In October 2007 Sir Fred Goodwin finally got what he wanted. The chief executive of the Royal Bank of Scotland had beaten Barclays in a bidding war and acquired the Dutch banking conglomerate ABN Amro. At $71bn (then £35bn) it was the most expensive financial services merger deal ever. The Financial Times described it as a “triumph” for Goodwin.
Some parts of ABN were carved up and went to RBS’s bid partners in Spain and Belgium. For RBS, Goodwin had essentially secured ABN’s investment banking operations.
Not everyone was convinced it was such a great deal. Goodwin was reportedly warned by another banker about ABN’s exposure to US “subprime” mortgages, which were already causing ominous levels of stress in global financial markets. “Stop being such a bean counter,” was Goodwin’s response.
But the beans needed counting. Just over one year later RBS was on the verge of collapse (in considerable part due to the implosion of ABN) and had to be rescued by the former Labour government with some £45bn of taxpayers’ money to avoid catastrophic collateral damage on the rest of the economy.
And the bleeding at what had been, on some measures, the world’s largest bank has still not stopped. Over the past decade RBS has racked up almost £60bn of losses. The taxpayer’s stake in the bank is today worth less than half of what the British state paid for it and the Chancellor, Philip Hammond, is now preparing us for the fact that we will probably never get our money back.
Goodwin was stripped of his knighthood in 2012 and is set to give evidence in a civil case next month brought by small investors who believed they were lied to by RBS’s management in 2008. It will be Goodwin’s first public testimony since 2009. Expect his ABN “triumph” to figure.
Except for the fact that both are loosely termed “banking”, retail banking has little in common with investment banking. Looking after customers’ deposits and lending people money to buy homes is profoundly different from trading complex financial assets, underwriting company flotations and advising on mergers.
As has been widely noted, retail banking is akin to a dull household utility, like the supply of residential water or electricity. Investment banking is more like running a small and dodgy casino, which is always one customer winning streak away from going bust.
There are several reasons why the utility and the casino do not belong under the same roof. For one thing, the investment banking arms can effectively use the cheap deposits of ordinary customers to fund their risky investment banking activities (rather like an irresponsible parent using child benefit payments to purchase lottery scratch cards).
For another, putting the two activities together tends makes these banks too big and interconnected to be allowed to safely fail, meaning that they enjoy an effective government bailout guarantee; an unwarranted state subsidy that pushes down the rates at which the larger group can borrow.

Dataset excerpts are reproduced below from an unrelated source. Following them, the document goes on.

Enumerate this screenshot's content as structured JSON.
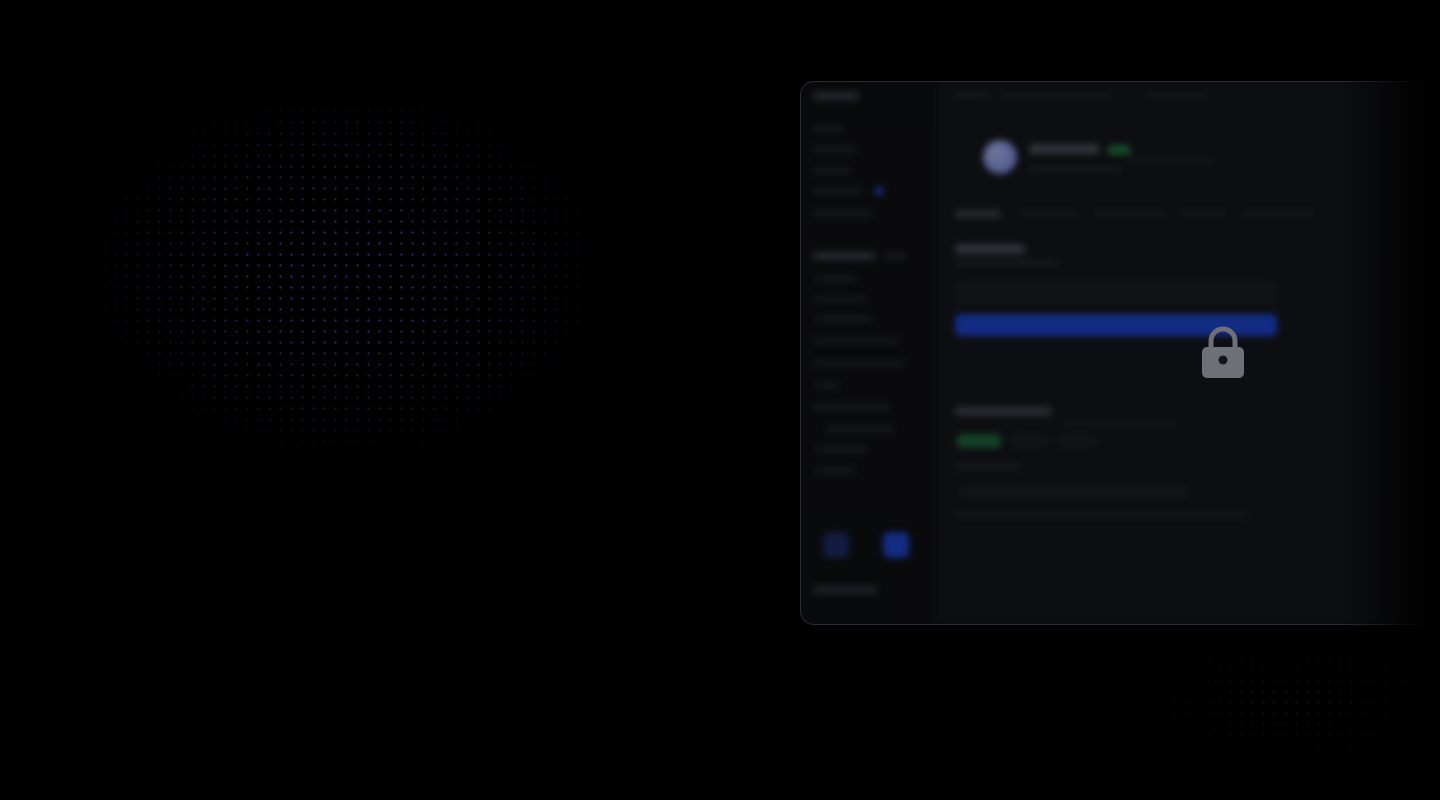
{
  "background": {
    "color": "#000000",
    "dot_color": "#2a3a9a"
  },
  "app_window": {
    "accent": "#1b45d8",
    "status_color": "#1f7a3d",
    "locked": true,
    "icon": "lock-icon"
  }
}
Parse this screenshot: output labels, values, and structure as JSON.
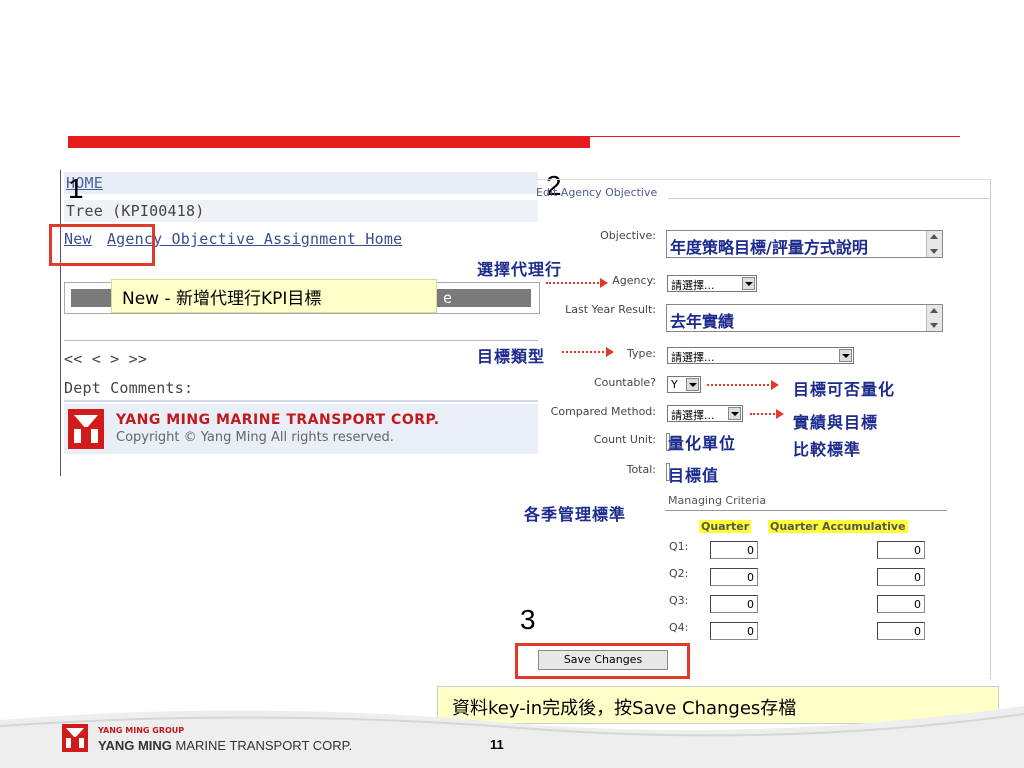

But the simplest argument is that no chief executive can competently manage a utility and a casino. And no one proves that better than Fred Goodwin. In 2007 he had used shareholders’ money to acquire a business he plainly hadn’t scrutinised and simply didn’t understand. The result has been economic trauma not just for RBS shareholders but for every man, woman and child in Britain.
And RBS is merely the winning candidate in an ugly contest. A host of scandals at other universal banks over the past decade, from interest rate rigging to money laundering, has shown beyond any reasonable doubt that these conglomerates are too sprawling and complex to manage.
The Coalition government in 2010 was urged to split up the UK’s banking empires (RBS, Barclays and HSBC). But the former Chancellor, George Osborne, despite mooting a forcible split in opposition, failed to do it. What he delivered instead was a “ringfence” of retail banking within the larger group. This has successfully delivered more complexity and paperwork, but none of the benefits of a clean separation. The utility remains fused to the casino.
In fairness to Osborne, he at least considered the issue. In America, Barack Obama and the Democratic leadership never gave a serious thought to splitting up giant US banks. And governments in Europe, for all their passionate denunciations of reckless “Anglo-Saxon” finance, remain unthinkingly wedded to their own equally dangerous and generally incompetent national banking supermarkets.
Yet Donald Trump now says he may jump over the fence of financial reform at which Osborne, Obama and the post-crisis generation of European leaders balked. The US President has said he is looking at breaking up America’s universal banks, which would include Citigroup, JP Morgan and Bank of America.
It would be nice to think Trump, who himself once ran a casino that went bankrupt, is applying a hard-learned lesson from his own business experience. Sadly, it’s just as likely that he is simply dredging up some of the rhetoric from his election campaign to distract from his other humiliating failures in office thus far; and that, like so much else, structural banking reform is never going to see the light of day.
Nevertheless, this is one Trump promise that we should all be praying he actually does deliver on. And if real financial reform from this clown-president does materialise, it would put all those supposedly serious politicians who failed to do the sensible thing and split up the universal banks to even greater shame.